如何结合两个对象元素

时间:2019-06-27 10:08:13

标签: scala predictionio

我想将两个单独的结果合并为一个结果。 我的第一个结果是第一个算法的项目得分:

PredictedResult(List(ItemScore(140849,0.6259532295250041,0.0,0.0,0.0)),List())

我的第二个结果是第二个算法的规则得分:

PredictedResult(List(),List(Rule(Set(140855),List(ItemScore(368788,0.0,1.3516984090509725E-5,0.1111111111111111,38.59207094418362)))))
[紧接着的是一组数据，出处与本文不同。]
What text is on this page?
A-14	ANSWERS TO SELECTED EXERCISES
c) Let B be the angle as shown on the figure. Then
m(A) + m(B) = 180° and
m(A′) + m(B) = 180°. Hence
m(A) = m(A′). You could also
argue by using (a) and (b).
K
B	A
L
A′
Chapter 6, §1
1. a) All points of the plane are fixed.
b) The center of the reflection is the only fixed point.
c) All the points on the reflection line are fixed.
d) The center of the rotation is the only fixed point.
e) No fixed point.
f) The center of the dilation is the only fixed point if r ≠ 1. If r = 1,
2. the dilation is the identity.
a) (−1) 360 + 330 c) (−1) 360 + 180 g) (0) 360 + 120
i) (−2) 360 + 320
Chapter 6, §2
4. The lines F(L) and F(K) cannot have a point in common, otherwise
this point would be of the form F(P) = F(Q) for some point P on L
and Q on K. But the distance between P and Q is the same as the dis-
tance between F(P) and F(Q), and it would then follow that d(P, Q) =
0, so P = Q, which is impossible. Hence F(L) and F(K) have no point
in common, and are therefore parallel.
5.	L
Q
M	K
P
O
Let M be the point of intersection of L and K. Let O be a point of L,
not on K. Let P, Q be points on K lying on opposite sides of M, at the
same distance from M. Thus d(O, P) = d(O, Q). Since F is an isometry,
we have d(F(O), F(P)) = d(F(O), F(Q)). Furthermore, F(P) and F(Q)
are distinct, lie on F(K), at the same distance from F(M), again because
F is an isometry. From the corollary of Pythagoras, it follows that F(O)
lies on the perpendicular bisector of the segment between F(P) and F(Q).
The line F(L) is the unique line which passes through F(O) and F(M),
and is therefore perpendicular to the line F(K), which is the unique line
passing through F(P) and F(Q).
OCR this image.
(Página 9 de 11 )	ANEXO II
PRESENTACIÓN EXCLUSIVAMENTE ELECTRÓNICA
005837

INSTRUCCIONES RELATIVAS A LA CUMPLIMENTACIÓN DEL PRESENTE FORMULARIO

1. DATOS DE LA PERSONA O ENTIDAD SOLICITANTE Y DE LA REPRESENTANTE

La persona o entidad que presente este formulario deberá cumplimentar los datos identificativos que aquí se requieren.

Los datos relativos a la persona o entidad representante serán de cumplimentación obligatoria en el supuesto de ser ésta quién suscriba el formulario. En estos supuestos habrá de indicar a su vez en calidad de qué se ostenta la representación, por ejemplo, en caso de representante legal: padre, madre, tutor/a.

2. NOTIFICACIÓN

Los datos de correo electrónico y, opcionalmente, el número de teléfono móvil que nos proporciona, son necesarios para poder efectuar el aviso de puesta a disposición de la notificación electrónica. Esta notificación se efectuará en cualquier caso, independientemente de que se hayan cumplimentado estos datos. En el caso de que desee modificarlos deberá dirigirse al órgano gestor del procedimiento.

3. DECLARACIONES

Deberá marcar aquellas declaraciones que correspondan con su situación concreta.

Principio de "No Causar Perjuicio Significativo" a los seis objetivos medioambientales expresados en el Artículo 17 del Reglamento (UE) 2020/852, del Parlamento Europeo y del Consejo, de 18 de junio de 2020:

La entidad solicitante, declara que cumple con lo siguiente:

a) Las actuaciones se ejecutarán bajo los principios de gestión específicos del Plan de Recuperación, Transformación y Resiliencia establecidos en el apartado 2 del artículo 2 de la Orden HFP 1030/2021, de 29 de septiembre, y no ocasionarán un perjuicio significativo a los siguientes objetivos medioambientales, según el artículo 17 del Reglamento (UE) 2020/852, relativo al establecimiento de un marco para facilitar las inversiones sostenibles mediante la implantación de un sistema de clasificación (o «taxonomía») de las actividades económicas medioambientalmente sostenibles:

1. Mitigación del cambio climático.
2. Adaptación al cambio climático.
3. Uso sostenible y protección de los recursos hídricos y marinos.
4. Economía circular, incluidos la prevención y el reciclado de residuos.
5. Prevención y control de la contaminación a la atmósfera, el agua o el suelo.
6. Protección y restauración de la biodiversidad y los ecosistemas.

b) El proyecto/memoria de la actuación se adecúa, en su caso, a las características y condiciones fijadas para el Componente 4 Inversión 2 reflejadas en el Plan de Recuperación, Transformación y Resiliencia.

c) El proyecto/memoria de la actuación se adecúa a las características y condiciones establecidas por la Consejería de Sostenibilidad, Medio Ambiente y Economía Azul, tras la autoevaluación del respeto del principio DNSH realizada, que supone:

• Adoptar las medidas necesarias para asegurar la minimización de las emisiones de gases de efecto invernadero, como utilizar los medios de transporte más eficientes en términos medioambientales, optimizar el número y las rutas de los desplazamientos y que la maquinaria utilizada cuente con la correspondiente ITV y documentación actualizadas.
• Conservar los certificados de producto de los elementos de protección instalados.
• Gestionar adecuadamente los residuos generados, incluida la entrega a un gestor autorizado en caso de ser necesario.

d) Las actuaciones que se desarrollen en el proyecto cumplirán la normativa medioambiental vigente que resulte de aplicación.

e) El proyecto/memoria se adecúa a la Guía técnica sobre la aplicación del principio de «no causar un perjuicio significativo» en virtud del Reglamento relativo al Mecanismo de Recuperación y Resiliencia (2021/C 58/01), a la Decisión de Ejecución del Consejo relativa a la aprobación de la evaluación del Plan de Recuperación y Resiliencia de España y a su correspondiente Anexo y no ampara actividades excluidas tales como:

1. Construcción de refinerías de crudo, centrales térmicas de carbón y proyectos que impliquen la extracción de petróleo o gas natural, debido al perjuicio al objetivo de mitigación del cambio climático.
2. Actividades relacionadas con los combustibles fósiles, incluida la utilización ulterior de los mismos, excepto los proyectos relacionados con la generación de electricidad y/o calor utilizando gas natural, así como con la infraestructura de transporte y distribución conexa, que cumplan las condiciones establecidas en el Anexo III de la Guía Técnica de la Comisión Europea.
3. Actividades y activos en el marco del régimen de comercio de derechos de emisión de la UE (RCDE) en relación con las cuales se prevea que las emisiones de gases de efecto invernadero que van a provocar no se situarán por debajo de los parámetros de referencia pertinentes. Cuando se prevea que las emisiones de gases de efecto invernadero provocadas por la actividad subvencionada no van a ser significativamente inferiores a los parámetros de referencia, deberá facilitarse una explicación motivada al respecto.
您可以看到第一个结果有一个空列表。此列表填充在第二个结果中。这也适用于项目得分,反之亦然。

服务类别仅接受两个结果之一,但不合并。

Serving.scala:

package org.template

import org.apache.predictionio.controller.LServing

class Serving
  extends LServing[Query, PredictedResult] {

  override
  def serve(query: Query,
    predictedResults: Seq[PredictedResult]): PredictedResult = {
    println(predictedResults(0))
    println(predictedResults(1))

    // Returning
    predictedResults(0)

    }
}

Engine.json:

    package org.template

import org.apache.predictionio.controller.EngineFactory
import org.apache.predictionio.controller.Engine

// Query most similar (top num) items to the given
case class Query(items: Set[String], num: Int) extends Serializable

case class PredictedResult(itemScores: List[ItemScore], rules: List[Rule])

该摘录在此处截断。